Learn all you can from a reliable source, and frankly,  is one place where you can depend on for good info.  Recently, I wrote something incorrect in a forum discussion and readers quickly corrected me.  That is what helping each other is all about, and I was only slightly embarrassed!


Suggestions, if I may --- 1) regarding the WSS -- I wash mine out in a hand wash tub, then let it dry (add some alcohol to keep it fom spoiling), to use for stiffening fabric or the paint on as liquid WSS.  If I don't want to keep it, I make sure to toss it on a gravel area of the yard.  It won't harm your flower beds, like your pipes!  2) I have several machines & keep the bobbins in different colored babbin rings, w/ the machine name written on the side; 3) keep those test sew-outs to use in other quick projects - that way you won't feel like they're wasted.  

Good info.  

I do have trouble sometimes with stabilizers.  How do you know if you are not stabilized right?


Thank you ekwms - I absolutely agree that being careful with wss is always a good habit.  

My machines have two different bobbins as well, and I have to remember which is what.  I need to do as you say, keep them separate.

I give my test sew-outs and give the good ones to the Quilting Guild.  I personally don't quilt.

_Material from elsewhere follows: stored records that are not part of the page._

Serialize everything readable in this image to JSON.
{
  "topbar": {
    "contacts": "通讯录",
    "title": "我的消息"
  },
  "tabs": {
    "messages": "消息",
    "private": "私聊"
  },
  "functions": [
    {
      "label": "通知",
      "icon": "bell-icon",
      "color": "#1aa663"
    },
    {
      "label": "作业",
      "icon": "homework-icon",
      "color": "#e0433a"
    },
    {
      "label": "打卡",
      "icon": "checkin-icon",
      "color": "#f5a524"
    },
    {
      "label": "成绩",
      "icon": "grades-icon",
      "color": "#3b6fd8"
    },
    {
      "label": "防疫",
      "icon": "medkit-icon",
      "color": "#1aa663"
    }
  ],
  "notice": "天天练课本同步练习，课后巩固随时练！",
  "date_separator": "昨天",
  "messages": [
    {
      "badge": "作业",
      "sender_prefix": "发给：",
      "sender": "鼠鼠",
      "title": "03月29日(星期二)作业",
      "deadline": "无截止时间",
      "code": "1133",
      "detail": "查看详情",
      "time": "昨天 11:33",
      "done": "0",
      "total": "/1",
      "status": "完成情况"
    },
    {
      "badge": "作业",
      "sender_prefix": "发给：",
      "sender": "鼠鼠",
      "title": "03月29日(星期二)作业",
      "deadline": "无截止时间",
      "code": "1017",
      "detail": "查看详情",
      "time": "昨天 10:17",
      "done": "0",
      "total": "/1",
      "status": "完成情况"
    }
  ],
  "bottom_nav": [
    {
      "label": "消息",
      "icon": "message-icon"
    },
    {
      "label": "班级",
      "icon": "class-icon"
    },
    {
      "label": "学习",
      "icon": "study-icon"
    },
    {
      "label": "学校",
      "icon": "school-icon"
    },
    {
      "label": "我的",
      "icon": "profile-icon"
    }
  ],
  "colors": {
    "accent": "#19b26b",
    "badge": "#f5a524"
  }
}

Thank you for the reminders.  It's funny, but I tend to forget the basics when doing new projects.  I didn't know that washing WSS could cause pipe problems... wonder if Dawn takes that out too!  My Grandmother told me a long time ago that she never had drain problems when she used Dawn dishsoap, better than Drano!

Thank You.  Bea

Thanks Sherry, I was reading something like your drain issue as well.  It said that if you have a clogged toilet, pour 1/2 Cup dish soap, like Dawn, and let sit for an hour.  It is supposed to make the congestion slippery and eliminating the clog.

There are 'wives tales' and a lot of them are very accurate.  

One of my favorites is when you are sneezing, look up to a lamp to stop it.  The reality is that when you are sneezing, looking up allows the 'tickle problem' to drain down your throat.  The lamp has nothing to do with it, but the concept works just the same.


I live in australia and have stumbled across your Blog Thanks for the info I will now have somthing to look forward too Jackie

Hello and Welcome, Jackie!

I understand that Australia is one of the most active areas in the machine embroidery area.  

I also know that Sue Box, a wonderful digitizer, is located in your part of the world!

Stop back again and I hope you enjoy my blogs as much as I enjoy doing them.


I have a viking designer 20.  Haven't had it long.  Finally doing a project I was excited about but the thread keeping breaking and its looping on the bottom.  Changed needles twice, rethread everytime the thread breaks and I'm at my wits end!!!  I have called my dealer and she says bascially the same as you but nothing has helped.  I'm trying to embroider some golf towels for my husbands yearly golf game which is Saturday.  I'm ready to quit!!!